Increase in Services:
If a provider believes a member qualifies for additional services they will still be able to make a request for an increase in services. All requests for increased services must include a signed physicians order and clinical documentation to support the increase. iCare will conduct 3rd party reassessments on a case by case basis. Short term increases will be authorized based on a member’s condition and for a maximum of 60 days.
A blank/fillable copy of the PCST is available at www.icarehealthplan.org under the Prior Authorization section.
In order to ensure that iCare members are receiving the appropriate level of care, all personal care worker (PCW) prior authorization requests will not be determined until a new or updated independent assessment is completed. iCare will not retro authorize any services rendered prior the date of the independent assessment.
All PA requests for home health and hospice services must include a signed physician order and plan of care as well as the initial in home evaluation for review.
All PA requests for home health and hospice services must be submitted to iCare within 14 calendar days from the start of care. iCare will not retro authorize any services submitted after the 14th day.
For ongoing services, all PA requests are required to be submitted within 7 days after the expiration date of the previous authorization. iCare will not retro authorize any services submitted after the 7th day.
All late PA requests for home health and hospice services will be reviewed for medical necessity starting from the date the request was received by iCare.
iCare prior authorizes home health and hospice services for the following timeframes:
Personal Care Worker-180 days or 26 weeks
Skilled Nursing-60 days or 9 weeks
PT/OT/SLP/MSW-60 days or 9 weeks
Hospice-60 days or 9 weeks
Personal Care Screening Tool
Solid Organ Transplant Criteria
Independent Care Health Plan Solid Organ Transplant Criteria
Prior authorization is granted for a period of six months. Prior to the six-month time frame of this authorization, if the member remains active on the transplant list and continues to meet UNOS criteria, please resubmit updated clinical information with new prior authorization request. If at any time during the six-month authorization time period either the member or the institution no longer meets UNOS/CMS criteria, this authorization will be denied effective on the day of loss of eligibility.
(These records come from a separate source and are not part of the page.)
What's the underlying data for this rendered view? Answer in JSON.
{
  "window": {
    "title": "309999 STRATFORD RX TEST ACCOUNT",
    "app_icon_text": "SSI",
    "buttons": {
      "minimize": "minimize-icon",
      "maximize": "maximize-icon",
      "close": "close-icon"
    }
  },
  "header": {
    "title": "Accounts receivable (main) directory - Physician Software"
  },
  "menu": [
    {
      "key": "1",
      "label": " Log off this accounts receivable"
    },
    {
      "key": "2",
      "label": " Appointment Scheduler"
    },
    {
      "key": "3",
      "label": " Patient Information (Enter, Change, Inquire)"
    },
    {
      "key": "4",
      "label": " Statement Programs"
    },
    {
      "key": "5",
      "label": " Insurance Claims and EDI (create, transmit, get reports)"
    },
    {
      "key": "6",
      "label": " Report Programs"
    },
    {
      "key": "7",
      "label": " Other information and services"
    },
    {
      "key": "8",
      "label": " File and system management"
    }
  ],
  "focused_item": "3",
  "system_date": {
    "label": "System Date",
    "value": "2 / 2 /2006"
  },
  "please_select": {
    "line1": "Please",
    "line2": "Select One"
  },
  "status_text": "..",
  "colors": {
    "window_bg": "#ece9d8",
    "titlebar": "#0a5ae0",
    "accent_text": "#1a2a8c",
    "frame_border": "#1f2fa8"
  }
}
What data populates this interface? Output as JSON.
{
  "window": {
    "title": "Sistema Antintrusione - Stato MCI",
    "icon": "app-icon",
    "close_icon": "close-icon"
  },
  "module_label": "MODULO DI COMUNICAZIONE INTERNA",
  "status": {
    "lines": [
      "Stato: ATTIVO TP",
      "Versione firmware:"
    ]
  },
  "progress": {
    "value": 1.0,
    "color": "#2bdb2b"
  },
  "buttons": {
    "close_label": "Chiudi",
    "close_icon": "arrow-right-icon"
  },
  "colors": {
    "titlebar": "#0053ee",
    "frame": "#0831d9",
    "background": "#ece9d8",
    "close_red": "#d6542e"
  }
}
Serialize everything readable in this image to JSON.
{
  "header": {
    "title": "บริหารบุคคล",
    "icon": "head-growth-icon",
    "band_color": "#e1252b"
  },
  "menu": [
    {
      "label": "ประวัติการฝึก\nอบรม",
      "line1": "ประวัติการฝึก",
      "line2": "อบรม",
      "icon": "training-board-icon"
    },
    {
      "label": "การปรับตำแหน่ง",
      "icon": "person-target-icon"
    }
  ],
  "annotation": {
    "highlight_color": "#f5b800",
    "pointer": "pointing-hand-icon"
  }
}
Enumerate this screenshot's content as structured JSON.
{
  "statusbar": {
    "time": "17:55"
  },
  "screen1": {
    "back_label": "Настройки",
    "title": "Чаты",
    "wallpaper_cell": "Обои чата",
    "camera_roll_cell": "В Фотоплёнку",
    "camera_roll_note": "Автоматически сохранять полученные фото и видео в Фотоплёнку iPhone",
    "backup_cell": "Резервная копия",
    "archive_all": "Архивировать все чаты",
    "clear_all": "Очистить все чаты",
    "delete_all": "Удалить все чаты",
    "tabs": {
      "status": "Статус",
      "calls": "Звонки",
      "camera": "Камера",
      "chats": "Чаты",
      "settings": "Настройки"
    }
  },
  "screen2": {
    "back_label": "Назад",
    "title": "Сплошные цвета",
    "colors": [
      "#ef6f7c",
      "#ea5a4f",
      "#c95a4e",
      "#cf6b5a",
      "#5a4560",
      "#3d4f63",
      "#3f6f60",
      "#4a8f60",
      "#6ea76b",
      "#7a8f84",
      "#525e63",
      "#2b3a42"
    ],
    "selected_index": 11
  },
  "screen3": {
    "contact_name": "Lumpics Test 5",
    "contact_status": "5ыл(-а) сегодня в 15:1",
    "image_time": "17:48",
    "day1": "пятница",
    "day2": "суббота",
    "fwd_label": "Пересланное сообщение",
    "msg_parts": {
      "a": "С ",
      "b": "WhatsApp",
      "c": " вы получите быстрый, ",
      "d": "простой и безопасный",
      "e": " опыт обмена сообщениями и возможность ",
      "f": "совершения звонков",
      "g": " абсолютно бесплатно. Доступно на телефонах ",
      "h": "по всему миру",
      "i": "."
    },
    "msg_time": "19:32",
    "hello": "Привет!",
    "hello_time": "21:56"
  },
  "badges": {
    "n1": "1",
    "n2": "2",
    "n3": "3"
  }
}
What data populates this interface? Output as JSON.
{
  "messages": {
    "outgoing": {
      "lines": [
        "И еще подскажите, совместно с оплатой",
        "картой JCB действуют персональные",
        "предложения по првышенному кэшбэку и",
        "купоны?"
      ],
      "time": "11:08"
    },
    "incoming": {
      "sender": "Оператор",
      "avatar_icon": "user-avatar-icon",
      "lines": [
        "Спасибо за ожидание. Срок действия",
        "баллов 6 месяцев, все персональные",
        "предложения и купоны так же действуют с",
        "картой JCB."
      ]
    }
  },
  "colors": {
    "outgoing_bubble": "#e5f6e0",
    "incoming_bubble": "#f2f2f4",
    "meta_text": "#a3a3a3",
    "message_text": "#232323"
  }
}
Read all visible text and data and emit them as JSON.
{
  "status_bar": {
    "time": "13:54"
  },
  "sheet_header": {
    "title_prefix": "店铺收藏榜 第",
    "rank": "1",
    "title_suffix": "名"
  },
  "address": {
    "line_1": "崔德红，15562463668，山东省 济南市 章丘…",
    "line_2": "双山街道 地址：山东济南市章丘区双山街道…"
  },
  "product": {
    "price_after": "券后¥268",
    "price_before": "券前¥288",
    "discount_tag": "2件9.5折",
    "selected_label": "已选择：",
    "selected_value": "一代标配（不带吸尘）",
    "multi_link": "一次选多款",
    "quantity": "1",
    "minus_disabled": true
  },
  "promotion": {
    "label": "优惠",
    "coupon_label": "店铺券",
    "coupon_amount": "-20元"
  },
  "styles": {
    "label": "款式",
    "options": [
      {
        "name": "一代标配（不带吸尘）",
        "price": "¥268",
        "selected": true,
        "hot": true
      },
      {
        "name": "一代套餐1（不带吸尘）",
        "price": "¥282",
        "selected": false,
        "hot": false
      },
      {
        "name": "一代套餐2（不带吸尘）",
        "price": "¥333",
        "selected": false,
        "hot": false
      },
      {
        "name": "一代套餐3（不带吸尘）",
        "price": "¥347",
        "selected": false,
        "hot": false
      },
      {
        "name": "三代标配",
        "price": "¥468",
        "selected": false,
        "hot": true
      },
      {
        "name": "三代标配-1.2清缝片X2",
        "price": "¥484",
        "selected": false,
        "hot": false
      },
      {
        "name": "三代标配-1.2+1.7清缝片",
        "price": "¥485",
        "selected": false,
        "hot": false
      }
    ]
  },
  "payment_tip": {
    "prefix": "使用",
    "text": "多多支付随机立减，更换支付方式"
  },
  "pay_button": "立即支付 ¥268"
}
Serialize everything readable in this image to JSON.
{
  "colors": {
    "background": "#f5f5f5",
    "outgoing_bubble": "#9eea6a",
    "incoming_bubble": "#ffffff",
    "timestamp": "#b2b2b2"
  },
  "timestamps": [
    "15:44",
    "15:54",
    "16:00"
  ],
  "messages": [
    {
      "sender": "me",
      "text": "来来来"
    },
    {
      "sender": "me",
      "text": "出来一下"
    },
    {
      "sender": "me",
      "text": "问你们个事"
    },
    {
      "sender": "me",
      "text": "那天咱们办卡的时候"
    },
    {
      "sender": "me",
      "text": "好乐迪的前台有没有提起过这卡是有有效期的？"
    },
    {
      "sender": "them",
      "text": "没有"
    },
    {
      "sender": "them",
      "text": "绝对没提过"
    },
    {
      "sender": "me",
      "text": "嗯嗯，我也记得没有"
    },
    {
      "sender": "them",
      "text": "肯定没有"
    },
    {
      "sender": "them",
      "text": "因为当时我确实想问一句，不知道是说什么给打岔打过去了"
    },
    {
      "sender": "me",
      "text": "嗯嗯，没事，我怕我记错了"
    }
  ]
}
- Presence of advanced chronic organ disease and end-stage disease, specific to the requested organ transplant; e.g., for kidney transplant, end-stage disease typically refers to stage 4-5 CKD, although individual circumstances are considered; for liver transplants, end-stage disease is usually indicated by irreversible pathology including cirrhosis
- Medical indications of severity of illness, as applicable to the type of organ transplant; e.g., Glomerular filtration rate of less than 30 mL/minute for kidney transplants or serum ammonia levels for liver transplants
- Interest in transplant following appropriate informed consent about survival and quality of life with and without a transplant, including the responsibility of strict adherence to medication and treatment plans after transplant, as well as palliative care options
- Presence of comorbid conditions such as: malignancy (cancer), heart disease, peripheral vascular disease, chronic liver disease, chronic lung disease, obesity (determined by Body Mass Index), infections (chronic viral infections, bacterial colonization, etc.), and other similar chronic conditions that jeopardize the safety of patient before, during, and after transplant surgery
- Non-compliance with medications and treatment regimen that will directly impact the survival of the transplanted organ.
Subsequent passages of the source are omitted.